One thing I hope to accomplish with this post was to review my itinerary and maybe have interested persons, fly shops, or organizations consider booking me to teach a class. That’s what I do, in part, to earn my living. So I hope everyone realizes that fact without me seeming to be “too commercial” or “too much like a used car salesman.”
I have also recently started teaching private fly tying lessons here at my home. This can be for a day or two, accommodate one to three persons, and include meals and lodging if desired. Depending on time of year, some fishing can also be included. Topics available are classic dry flies, classic wet flies, 19th century wet flies – including traditional tying styles of snelled and snood wet flies on authentic antique blind-eye hooks, traditional streamers and bucktails, specializing in Carrie Stevens unique Rangeley method of streamer component assembly, and general tying of all-round fishing patterns, nymphs, drys, emergers, and soft-hackles. I have almost fifty years of fly tying experience, and thirty years of teaching fly tying classes. All materials are provided for my private lessons. Please contact me for more information.

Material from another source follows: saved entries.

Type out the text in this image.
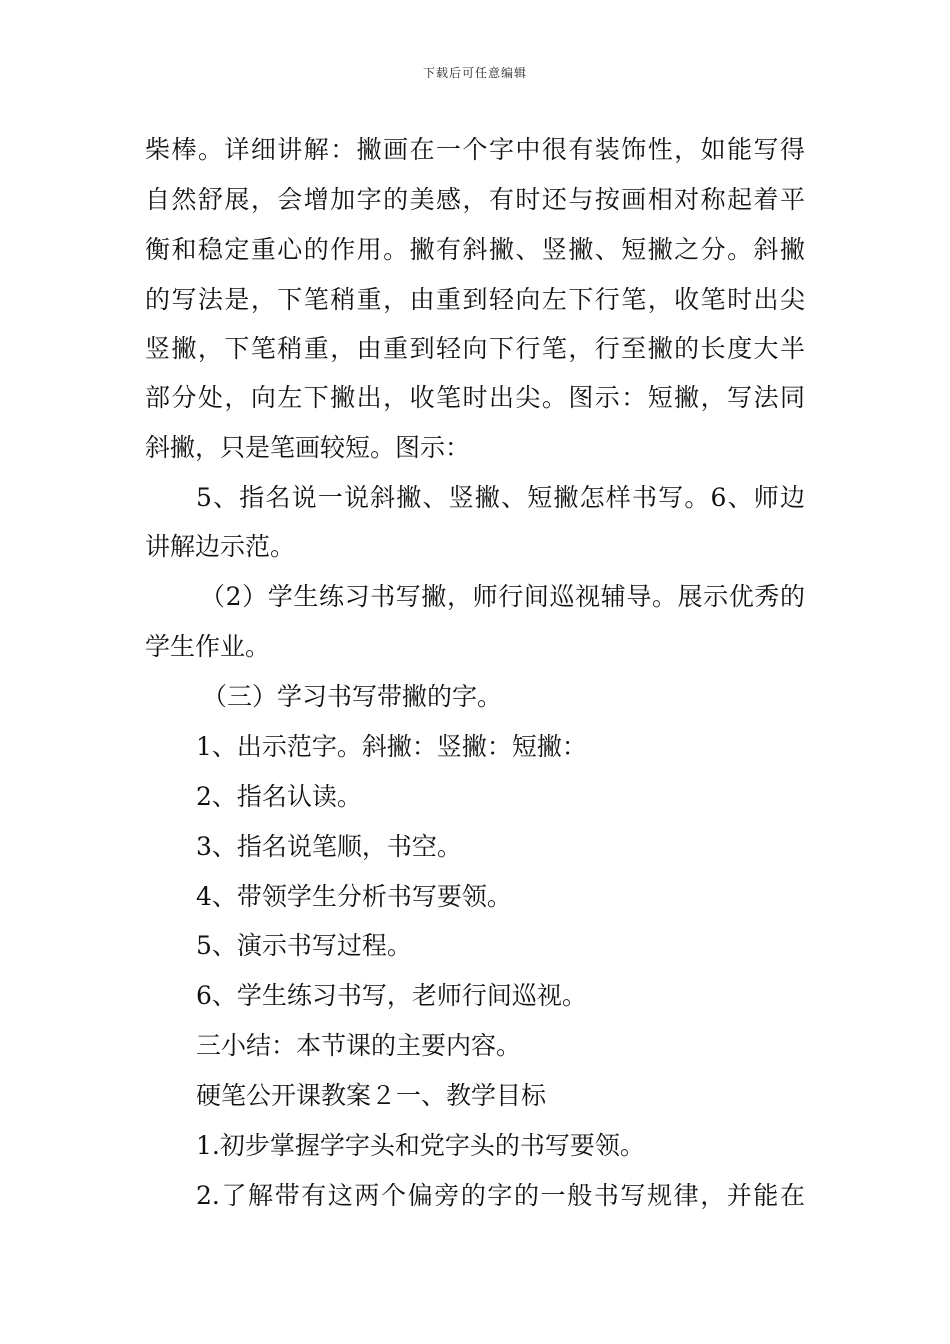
下载后可任意编辑
柴棒。详细讲解：撇画在一个字中很有装饰性，如能写得
自然舒展，会增加字的美感，有时还与按画相对称起着平
衡和稳定重心的作用。撇有斜撇、竖撇、短撇之分。斜撇
的写法是，下笔稍重，由重到轻向左下行笔，收笔时出尖
竖撇，下笔稍重，由重到轻向下行笔，行至撇的长度大半
部分处，向左下撇出，收笔时出尖。图示：短撇，写法同
斜撇，只是笔画较短。图示：
5、指名说一说斜撇、竖撇、短撇怎样书写。6、师边
讲解边示范。
（2）学生练习书写撇，师行间巡视辅导。展示优秀的
学生作业。
（三）学习书写带撇的字。
1、出示范字。斜撇：竖撇：短撇：
2、指名认读。
3、指名说笔顺，书空。
4、带领学生分析书写要领。
5、演示书写过程。
6、学生练习书写，老师行间巡视。
三小结：本节课的主要内容。
硬笔公开课教案２一、教学目标
1.初步掌握学字头和党字头的书写要领。
2.了解带有这两个偏旁的字的一般书写规律，并能在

The class at Eldredge Brothers originally was to include nine wet fly fly patterns, but with experienced students in attendance, we moved along a bit ahead of schedule. The Coachman was tied to demonstrate a point in response to a student question, and when we finished about forty minutes early, I added the Parmacheene Belle as the final pattern after the student’s unanimous vote.
The list of flies included the teaching of Helen Shaw’s seven different wet fly body components; chenille, dubbing, floss, herl, quill, tinsel, and yarn. A variety of four different wing-mounting methods was included, as well and multiple methods of hackling. The patterns started out with the simplest ones first, gradually progressing in complexity, presenting increasing difficulty, and concluding with the Ibis and White, Armstrong Fontinalis, since everyone loves the Trout Fin fly patterns, and the Parmacheene Belle. You’ll also note on the Reuben Wood that I included a pattern with a gray mallard wing, since that seems to be a frequent question. In addition to goose and duck quill wings, we also included wings of turkey wing and tail feather sections.
Below is a photo of the flies from the class:
The Alder is supposed to have a wing of brown mottled turkey, but I had plenty of gray turkey, so we used that instead, since my objective in tying this pattern, besides this being a herl-bodied fly, it was more about preparing and mounting the softer turkey wing than about having the exact color. I have mailed these flies off to Jim Bernstein, shop manager at Eldredge Brothers, and I believe they will eventually be published on their web site. These are all good fishing flies, they were historically, and still are today.